Tewari Jagdish C, Dixit Vivechana, Cho Byoung-Kwan, Malik Kamal A
Department of Fiber Science and Apparel Design, Cornell University, Ithaca, NY 14853, USA.
Spectrochim Acta A Mol Biomol Spectrosc. 2008 Dec 1;71(3):1119-27. doi: 10.1016/j.saa.2008.03.005. Epub 2008 Mar 13.
The capacity to confirm the variety or origin and the estimation of sucrose, glucose, fructose of the citrus fruits are major interests of citrus juice industry. A rapid classification and quantification technique was developed and validated for simultaneous and nondestructive quantifying the sugar constituent's concentrations and the origin of citrus fruits using Fourier Transform Near-Infrared (FT-NIR) spectroscopy in conjunction with Artificial Neural Network (ANN) using genetic algorithm, Chemometrics and Correspondences Analysis (CA). To acquire good classification accuracy and to present a wide range of concentration of sucrose, glucose and fructose, we have collected 22 different varieties of citrus fruits from the market during the entire season of citruses. FT-NIR spectra were recorded in the NIR region from 1,100 to 2,500 nm using the fiber optic probe and three types of data analysis were performed. Chemometrics analysis using Partial Least Squares (PLS) was performed in order to determine the concentration of individual sugars. Artificial Neural Network analysis was performed for classification, origin or variety identification of citrus fruits using genetic algorithm. Correspondence analysis was performed in order to visualize the relationship between the citrus fruits. To compute a PLS model based upon the reference values and to validate the developed method, high performance liquid chromatography (HPLC) was performed. Spectral range and the number of PLS factors were optimized for the lowest standard error of calibration (SEC), prediction (SEP) and correlation coefficient (R(2)). The calibration model developed was able to assess the sucrose, glucose and fructose contents in unknown citrus fruit up to an R(2) value of 0.996-0.998. Numbers of factors from F1 to F10 were optimized for correspondence analysis for relationship visualization of citrus fruits based on the output values of genetic algorithm. ANN and CA analysis showed excellent classification of citrus according to the variety to which they belong and well-classified citrus according to their origin. The technique has potential in rapid determination of sugars content and to identify different varieties and origins of citrus in citrus juice industry.
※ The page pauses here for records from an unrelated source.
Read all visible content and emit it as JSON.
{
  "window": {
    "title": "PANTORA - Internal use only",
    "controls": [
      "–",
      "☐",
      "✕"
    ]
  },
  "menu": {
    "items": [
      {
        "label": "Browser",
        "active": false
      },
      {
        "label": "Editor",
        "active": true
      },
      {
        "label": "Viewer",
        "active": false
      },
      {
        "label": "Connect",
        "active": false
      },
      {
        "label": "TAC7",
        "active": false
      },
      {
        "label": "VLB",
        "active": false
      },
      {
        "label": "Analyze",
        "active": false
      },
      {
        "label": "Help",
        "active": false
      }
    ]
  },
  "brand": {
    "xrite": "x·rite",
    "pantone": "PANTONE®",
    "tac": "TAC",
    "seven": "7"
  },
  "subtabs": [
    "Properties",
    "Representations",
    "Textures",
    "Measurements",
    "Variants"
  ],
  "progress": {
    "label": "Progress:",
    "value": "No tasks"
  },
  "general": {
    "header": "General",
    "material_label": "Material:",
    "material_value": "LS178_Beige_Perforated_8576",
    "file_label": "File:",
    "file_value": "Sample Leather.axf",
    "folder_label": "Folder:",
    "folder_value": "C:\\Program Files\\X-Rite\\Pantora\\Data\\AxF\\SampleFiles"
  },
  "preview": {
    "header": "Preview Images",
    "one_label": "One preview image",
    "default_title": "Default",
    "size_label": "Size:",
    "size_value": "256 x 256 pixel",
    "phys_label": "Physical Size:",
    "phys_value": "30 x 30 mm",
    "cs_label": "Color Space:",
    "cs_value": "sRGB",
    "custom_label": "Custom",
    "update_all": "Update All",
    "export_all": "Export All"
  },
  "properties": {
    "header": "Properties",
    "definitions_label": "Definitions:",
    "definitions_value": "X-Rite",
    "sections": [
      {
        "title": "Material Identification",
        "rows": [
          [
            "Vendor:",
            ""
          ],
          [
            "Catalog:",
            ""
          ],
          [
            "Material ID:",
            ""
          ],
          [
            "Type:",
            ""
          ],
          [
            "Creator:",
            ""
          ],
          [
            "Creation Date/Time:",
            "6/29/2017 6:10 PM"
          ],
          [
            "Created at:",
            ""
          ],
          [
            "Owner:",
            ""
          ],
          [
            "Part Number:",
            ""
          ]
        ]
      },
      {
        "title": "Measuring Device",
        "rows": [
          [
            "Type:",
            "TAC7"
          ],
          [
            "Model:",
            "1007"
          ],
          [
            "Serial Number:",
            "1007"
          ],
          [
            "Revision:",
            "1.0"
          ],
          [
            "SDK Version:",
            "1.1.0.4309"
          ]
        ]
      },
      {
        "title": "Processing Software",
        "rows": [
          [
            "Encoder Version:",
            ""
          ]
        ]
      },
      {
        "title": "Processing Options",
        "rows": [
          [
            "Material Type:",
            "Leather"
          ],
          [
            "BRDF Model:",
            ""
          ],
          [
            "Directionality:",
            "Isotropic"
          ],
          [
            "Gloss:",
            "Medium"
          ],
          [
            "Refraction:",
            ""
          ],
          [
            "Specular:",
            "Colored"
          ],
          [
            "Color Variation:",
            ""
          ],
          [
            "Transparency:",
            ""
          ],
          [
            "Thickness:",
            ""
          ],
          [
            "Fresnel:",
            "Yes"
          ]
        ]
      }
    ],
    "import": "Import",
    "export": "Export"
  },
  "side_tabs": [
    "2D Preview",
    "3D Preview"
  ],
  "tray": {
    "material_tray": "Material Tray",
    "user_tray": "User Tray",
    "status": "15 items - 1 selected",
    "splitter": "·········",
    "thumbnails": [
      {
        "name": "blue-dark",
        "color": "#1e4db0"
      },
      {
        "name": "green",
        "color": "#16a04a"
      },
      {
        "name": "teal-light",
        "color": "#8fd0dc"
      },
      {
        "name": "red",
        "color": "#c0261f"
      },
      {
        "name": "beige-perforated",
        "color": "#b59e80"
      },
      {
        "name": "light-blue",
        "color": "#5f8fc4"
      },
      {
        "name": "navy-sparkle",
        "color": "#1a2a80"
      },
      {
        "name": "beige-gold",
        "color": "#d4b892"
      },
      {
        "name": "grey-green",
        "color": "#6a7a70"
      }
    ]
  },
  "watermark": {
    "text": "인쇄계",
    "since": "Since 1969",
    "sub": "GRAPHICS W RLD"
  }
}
确认柑橘类水果的品种或产地以及对其蔗糖、葡萄糖、果糖进行估算的能力是柑橘汁行业的主要关注点。利用傅里叶变换近红外(FT-NIR)光谱结合使用遗传算法的人工神经网络(ANN)、化学计量学和对应分析(CA),开发并验证了一种快速分类和定量技术,用于同时无损地定量柑橘类水果的糖分成分浓度和产地。为了获得良好的分类准确性并呈现广泛的蔗糖、葡萄糖和果糖浓度范围,我们在柑橘的整个季节从市场收集了22种不同品种的柑橘类水果。使用光纤探头在1100至2500nm的近红外区域记录FT-NIR光谱,并进行了三种类型的数据分析。使用偏最小二乘法(PLS)进行化学计量学分析,以确定单个糖分的浓度。使用遗传算法对柑橘类水果进行人工神经网络分析,以进行分类、产地或品种识别。进行对应分析以可视化柑橘类水果之间的关系。为了基于参考值计算PLS模型并验证所开发的方法,进行了高效液相色谱(HPLC)分析。针对最低校准标准误差(SEC)、预测标准误差(SEP)和相关系数(R²),对光谱范围和PLS因子数量进行了优化。所开发的校准模型能够评估未知柑橘类水果中的蔗糖、葡萄糖和果糖含量,R²值高达0.996 - 0.998。根据遗传算法的输出值,对从F1到F10的因子数量进行了优化,用于对应分析以可视化柑橘类水果的关系。ANN和CA分析显示,根据柑橘所属的品种以及根据其产地进行的分类都非常出色。该技术在快速测定柑橘汁行业中柑橘的糖分含量以及识别不同品种和产地方面具有潜力。